Le mercredi 28 février, le Conseil économique social et environnemental (Cese) a publié un avis sur la nécessité d’accélérer la transition énergétique, dans lequel il alerte sur le retard pris par la France, notamment au regard des objectifs fixés par la loi de transition énergétique pour la croissance verte de 2015.

« Près de trois ans après l’adoption de la Loi de transition énergétique pour la croissance verte (LTECV), le Conseil économique social et environnemental (Cese) dresse un premier bilan de sa mise en œuvre, au moment où s’engage également un débat public sur les objectifs de la deuxième période de la Stratégie nationale bas carbone (SNBC) et de la Programmation pluriannuelle de l’énergie (PPE) », indique le Conseil économique social et environnemental (Cese) dans un communiqué. Ainsi, pour le Cese, la France n’est pas encore en bonne voie pour réaliser l’ambition de diviser par quatre ses émissions de gaz à effet de serre. Ce constat est partagé dans un avis rapporté à l’assemblée plénière du Cese du 28 février, et adopté à 105 voix pour, 27 abstentions et 23 voix contre.
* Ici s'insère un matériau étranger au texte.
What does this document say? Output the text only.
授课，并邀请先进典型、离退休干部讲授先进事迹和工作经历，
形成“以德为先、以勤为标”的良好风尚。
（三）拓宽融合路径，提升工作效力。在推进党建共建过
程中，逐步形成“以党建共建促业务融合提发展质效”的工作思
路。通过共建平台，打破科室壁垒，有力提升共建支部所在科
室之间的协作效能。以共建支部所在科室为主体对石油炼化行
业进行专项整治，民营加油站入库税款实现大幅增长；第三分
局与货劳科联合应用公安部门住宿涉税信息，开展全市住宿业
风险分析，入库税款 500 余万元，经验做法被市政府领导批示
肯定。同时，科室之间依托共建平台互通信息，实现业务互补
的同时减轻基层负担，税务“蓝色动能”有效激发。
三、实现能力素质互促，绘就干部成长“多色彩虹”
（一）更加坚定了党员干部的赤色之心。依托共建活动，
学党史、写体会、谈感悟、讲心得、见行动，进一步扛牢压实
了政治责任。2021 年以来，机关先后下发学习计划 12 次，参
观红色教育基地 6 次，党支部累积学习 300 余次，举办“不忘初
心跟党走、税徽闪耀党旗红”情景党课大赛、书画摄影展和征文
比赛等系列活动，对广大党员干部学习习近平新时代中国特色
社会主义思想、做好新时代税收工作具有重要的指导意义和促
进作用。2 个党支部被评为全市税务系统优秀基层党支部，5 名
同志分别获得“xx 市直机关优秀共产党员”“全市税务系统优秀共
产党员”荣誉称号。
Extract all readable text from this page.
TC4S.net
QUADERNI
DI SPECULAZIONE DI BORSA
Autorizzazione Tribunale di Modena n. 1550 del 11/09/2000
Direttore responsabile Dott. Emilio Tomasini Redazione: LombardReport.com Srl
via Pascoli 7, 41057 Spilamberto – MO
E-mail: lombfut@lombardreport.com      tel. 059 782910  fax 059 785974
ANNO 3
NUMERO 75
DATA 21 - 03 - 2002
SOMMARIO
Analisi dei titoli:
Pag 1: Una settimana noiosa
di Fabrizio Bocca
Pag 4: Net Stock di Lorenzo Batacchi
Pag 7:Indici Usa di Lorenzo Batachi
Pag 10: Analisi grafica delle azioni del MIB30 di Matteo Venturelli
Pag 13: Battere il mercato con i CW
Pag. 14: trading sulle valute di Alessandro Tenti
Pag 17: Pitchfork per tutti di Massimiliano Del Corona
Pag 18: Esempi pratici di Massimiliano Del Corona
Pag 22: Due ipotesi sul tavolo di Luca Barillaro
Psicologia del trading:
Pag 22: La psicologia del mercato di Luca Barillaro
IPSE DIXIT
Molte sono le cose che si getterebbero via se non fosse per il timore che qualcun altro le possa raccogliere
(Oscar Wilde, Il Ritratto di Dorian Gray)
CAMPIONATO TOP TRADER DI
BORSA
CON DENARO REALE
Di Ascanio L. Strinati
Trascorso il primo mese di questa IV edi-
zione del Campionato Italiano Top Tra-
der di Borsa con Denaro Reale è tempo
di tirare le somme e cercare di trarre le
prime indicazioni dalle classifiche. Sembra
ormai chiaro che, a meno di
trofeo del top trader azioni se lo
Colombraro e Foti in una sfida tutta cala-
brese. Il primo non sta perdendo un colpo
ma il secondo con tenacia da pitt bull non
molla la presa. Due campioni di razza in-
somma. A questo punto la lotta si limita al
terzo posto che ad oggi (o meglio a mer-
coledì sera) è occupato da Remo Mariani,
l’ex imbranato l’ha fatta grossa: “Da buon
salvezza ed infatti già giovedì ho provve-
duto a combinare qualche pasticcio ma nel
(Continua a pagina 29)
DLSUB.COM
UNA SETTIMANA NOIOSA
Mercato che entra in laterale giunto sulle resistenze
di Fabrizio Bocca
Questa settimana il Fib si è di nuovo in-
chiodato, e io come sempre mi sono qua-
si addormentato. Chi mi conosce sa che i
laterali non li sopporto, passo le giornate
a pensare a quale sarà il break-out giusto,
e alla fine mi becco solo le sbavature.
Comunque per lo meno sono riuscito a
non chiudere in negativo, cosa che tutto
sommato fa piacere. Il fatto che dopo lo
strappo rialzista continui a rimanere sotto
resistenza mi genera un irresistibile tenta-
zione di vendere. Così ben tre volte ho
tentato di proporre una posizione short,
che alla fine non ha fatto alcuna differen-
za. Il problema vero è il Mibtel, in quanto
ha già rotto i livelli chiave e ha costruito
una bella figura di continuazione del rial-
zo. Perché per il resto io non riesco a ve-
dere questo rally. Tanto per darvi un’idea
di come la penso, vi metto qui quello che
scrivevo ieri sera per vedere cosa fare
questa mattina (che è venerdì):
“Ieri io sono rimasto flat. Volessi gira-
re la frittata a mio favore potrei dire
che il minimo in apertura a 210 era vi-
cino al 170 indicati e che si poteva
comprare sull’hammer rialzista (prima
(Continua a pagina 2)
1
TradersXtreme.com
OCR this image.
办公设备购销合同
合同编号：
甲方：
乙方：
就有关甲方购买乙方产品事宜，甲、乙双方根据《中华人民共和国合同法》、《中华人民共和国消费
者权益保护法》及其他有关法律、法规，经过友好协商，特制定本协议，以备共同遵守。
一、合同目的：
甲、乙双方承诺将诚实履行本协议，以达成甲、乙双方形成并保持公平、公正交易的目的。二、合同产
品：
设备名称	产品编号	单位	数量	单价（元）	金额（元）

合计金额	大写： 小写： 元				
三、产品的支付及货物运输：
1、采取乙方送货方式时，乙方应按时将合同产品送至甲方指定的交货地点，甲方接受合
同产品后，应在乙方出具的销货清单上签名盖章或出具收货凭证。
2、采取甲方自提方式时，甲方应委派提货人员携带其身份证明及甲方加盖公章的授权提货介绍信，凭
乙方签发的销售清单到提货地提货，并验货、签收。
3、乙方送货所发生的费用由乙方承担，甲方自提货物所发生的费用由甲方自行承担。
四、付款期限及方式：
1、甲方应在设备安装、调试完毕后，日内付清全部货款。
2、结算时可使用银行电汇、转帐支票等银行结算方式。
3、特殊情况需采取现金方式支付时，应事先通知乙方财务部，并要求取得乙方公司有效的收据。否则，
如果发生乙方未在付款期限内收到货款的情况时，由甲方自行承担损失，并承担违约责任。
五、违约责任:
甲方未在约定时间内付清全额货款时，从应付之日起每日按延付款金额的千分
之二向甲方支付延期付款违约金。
« Les émissions globales de gaz à effet de serre (GES) ont augmenté de nouveau en 2015 et 2016 ; notamment dans le secteur du transport. De plus, les objectifs de rénovation énergétique des bâtiments sont loin d’être atteints et la France demeure un des pays d’Europe les plus en retard dans le déploiement des énergies renouvelables », constate le Cese, qui alerte sur le retard pris par la France en matière de transition énergétique. Par ailleurs, l’Assemblée consultative estime que les moyens alloués aux collectivités locales sont trop faibles « pour accroître leur effort en matière de rénovation des bâtiments, de développement des transports collectifs, de déploiement des énergies renouvelables ou encore pour mettre en place le Service public de la performance énergétique de l’habitat (SPPEH) prévu par la LTECV ».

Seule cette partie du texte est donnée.